Chris began his career as the first lead developer of GeoServer, an open-source geospatial server that he grew from a solo project with a handful of users to a thriving development community with over a million downloads. GeoServer remains the reference implementation for multiple OGC standards including Web Feature Service (WFS) and Web Coverage Service (WCS). Recognizing that sustainable open-source ecosystems require viable business models, Chris founded OpenGeo (later Boundless), a pioneering social enterprise that demonstrated how to build commercial success around open-source geospatial software while supporting full-time developers working on projects like OpenLayers, PostGIS, and GeoWebCache.
His current work focuses on cloud-native geospatial standards that are transforming how Earth observation data is discovered, accessed, and analyzed. Chris founded the SpatioTemporal Asset Catalog (STAC) community and standard, which aims to make all geospatial data queryable—a vision he calls "A Queryable Earth." He led product management for Cloud-Optimized GeoTIFFs (COGs), working with luminaries like Frank Warmerdam (GDAL), Matt Hancher (Google Earth Engine), and Rob Emanuele (Microsoft Planetary Computer) to create a format that enables efficient streaming of raster data from cloud storage. He co-founded GeoParquet, a new vector data format built on Apache Parquet that integrates geospatial data into modern cloud data warehouse workflows.
Chris serves as a Technical Fellow at Radiant Earth Foundation and sits on the board of Baseform. He previously served on the boards of the Open Geospatial Consortium (OGC)—where he was also OGC's first "visiting fellow"—the Global Spatial Data Infrastructure Association (GSDI), the Eclipse Foundation, OSGeo, and Brave New Software. He is active in the Cloud-Native Geospatial Foundation, contributing to its editorial board and championing standards like Zarr for multi-dimensional data and COPC for point clouds.

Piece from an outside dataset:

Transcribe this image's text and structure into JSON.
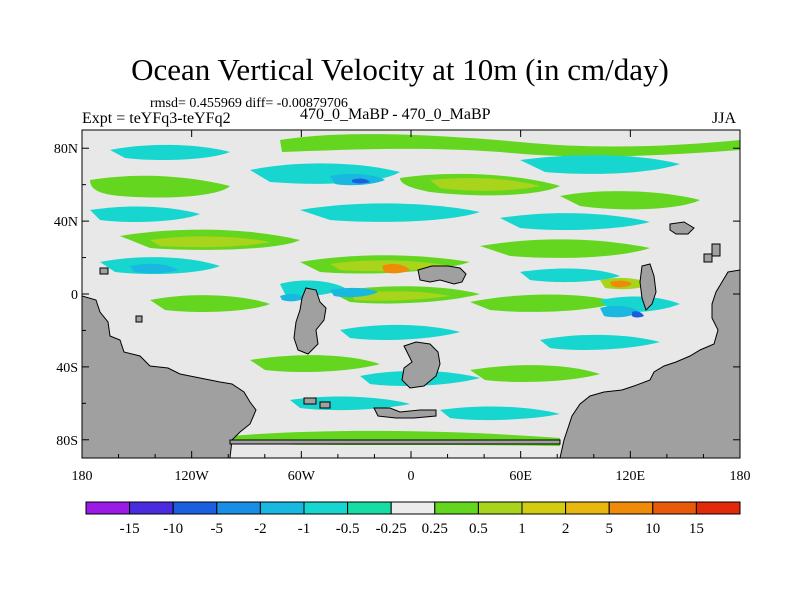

A Stanford graduate and 2005 Fulbright Scholar, Chris has given keynote addresses at geospatial and open-source conferences around the world. His Medium blog and frequent conference talks articulate the vision for how cloud-native approaches can democratize access to Earth observation data and bring geospatial insights to mainstream data science workflows. His philosophy centers on the belief that openness and collaboration lead to better technology, and that geospatial information is essential for both digital transformation and sustainability. Through his leadership, Chris has helped create an ecosystem where anyone can discover, access, and analyze planetary-scale geospatial data using open standards and tools.